I’m looking for some validation for some work I’ve done for a client, and I’m open to criticism (“mock me” ? ;^), relevant awareness of similar projects, and alternatives.
When I looked around in about September 2007 for a good scalable search solution for Ruby on Rails, I found the choices lacking. Firstly, none of the solutions seemed to have an option for keeping the reverse indices in-memory across any number of machines I might like to store them. Secondly, many of the solutions seemed too general purpose and heavy weight for my client’s needs (which are basically to search for items from the db, based on tags). But without addressing the first concern, I felt that anything I implemented would not scale to the customer’s needs and aspirations, and that for such an investment, virtually unlimited scale would be mandatory.

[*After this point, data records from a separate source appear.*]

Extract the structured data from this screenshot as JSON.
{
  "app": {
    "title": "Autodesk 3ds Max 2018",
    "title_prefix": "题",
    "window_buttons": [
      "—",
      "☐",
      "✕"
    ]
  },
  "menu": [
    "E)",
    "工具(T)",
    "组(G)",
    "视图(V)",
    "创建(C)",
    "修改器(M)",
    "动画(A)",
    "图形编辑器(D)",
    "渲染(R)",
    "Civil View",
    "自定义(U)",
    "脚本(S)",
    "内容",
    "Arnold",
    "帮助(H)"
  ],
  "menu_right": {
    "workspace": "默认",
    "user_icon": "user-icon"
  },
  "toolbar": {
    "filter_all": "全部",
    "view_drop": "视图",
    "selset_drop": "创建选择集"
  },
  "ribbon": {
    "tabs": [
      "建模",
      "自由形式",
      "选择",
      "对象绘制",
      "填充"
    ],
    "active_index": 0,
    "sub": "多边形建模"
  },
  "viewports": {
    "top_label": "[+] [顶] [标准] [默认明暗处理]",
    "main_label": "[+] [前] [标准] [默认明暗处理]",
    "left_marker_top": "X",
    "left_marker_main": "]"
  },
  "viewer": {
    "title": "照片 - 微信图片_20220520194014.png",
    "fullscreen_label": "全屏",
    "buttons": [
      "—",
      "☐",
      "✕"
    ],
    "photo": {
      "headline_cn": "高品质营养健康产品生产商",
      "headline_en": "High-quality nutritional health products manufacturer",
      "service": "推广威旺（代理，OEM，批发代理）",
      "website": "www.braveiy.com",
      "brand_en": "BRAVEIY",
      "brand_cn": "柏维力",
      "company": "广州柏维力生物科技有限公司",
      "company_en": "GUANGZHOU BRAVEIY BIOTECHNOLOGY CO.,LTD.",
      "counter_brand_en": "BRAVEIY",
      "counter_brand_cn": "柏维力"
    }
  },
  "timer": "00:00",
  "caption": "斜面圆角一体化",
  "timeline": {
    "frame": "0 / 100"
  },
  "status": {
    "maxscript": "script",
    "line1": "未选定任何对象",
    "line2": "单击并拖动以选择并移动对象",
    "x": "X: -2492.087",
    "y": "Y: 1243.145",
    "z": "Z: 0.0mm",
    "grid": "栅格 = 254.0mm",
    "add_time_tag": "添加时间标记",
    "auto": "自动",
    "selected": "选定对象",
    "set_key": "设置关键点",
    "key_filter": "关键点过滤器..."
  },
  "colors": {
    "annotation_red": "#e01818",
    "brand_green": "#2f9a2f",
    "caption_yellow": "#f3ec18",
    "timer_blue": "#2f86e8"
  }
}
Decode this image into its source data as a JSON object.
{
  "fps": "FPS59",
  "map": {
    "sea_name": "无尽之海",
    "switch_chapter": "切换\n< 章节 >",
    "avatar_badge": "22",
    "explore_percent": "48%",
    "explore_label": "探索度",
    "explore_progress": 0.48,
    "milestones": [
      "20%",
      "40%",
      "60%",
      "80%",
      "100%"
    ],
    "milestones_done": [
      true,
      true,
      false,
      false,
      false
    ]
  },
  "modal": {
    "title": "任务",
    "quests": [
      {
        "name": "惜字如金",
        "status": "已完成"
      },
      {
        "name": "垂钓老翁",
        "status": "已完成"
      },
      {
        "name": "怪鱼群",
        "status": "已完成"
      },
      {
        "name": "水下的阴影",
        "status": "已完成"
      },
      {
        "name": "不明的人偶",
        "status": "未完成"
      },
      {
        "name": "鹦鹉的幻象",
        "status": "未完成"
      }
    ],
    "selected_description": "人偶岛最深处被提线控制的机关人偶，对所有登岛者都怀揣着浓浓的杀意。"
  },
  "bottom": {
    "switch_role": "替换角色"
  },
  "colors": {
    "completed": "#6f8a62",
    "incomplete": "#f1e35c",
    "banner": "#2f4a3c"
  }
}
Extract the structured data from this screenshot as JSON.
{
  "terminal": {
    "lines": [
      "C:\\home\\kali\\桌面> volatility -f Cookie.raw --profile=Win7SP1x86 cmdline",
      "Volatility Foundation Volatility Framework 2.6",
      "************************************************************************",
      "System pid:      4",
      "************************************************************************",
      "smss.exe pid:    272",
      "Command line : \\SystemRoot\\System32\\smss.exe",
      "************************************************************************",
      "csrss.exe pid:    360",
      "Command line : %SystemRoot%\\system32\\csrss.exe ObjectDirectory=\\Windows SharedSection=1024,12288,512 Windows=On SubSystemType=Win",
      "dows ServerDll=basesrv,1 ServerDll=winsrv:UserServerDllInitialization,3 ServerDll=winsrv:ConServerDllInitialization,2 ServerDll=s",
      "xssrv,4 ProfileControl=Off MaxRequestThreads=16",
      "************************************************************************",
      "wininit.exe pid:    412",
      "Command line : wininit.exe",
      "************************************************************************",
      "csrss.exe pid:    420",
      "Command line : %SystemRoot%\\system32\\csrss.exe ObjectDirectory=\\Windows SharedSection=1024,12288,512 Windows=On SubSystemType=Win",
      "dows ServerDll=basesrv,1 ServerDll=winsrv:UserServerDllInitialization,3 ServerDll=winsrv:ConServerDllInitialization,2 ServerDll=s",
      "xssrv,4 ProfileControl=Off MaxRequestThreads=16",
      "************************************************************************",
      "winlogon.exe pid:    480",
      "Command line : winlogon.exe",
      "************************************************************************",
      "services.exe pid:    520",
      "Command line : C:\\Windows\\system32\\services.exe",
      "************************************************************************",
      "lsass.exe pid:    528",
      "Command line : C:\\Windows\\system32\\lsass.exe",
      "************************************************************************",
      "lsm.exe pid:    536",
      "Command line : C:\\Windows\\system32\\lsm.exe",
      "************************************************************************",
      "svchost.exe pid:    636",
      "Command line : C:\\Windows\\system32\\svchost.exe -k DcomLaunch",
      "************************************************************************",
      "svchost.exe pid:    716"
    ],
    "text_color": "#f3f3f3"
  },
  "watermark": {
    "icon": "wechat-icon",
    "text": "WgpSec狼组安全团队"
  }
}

Therefore I looked at memcached - well-proven on many large-scale sites for caching, but to my knowledge not used in search. Note that memcached uses an approach wherein the clients all calculate a server based on a given key, such that no central (scale-limiting) controller is required. Having chosen memcached, I next attempted to use various memcached connectors into RoR. I found them at the time (Oct 2007 or so) to be slow and buggy; it didn’t take more than a couple of times of totally corrupting the entire cache to avert my attention from a Ruby approach to using memcached. Meanwhile, I knew from prior experience that the python client for memcached was both fast and reliable. The python memcached client was routinely 3x faster for the tests I ran. Python also seems to be quite fast at set operations.
Getting to the punchline, I used python and memcached, wrapped in twisted, to provide a ReSTful web service api, which is called from RoR to get ALL of the information needed to render search results. The API has been extended to allow the Ruby code to “fire and forget” new indexing info onto a deque (fifo queue), which is processed by a loosely-coupled daemon - overhead to Ruby is about 20ms.
Prior to this approach, the client was using MyISAM full text search. Search results were 10s for smaller search terms (5000 uses), and 20+s for larger search terms (100k+ uses).
With the web service, the search results are routinely returned in 1-2 seconds, and the web service itself returns results to RoR within 100-200ms. Indexing is a challenge - the rank score needs to be updated upon each viewing, but I’ve now gotten that to be almost real-time (5 minutes max). Plus I can re-index the entire database of 1M+ items in about 8 hours. The index is backed up nightly in case of a memcached server failure (we’re using 3). In addition to search, the search web service is used for relatedness and for something like bookmarks.
So, is there anything out there that can touch these results and provide for virtually unlimited scale (no central controller)?
Thanks in advance,
PS: Because of leaks in rmagick and its inferior performance compared to the Python Image Library, I’m also considering a similar approach for generating many different sizes of fairly large (10MB) images. A similar fire and forget web service approach could be used to minimize the impact on the RoR side. Early tests show a 10x speed improvement (even without the fire and forget). Any thoughts there?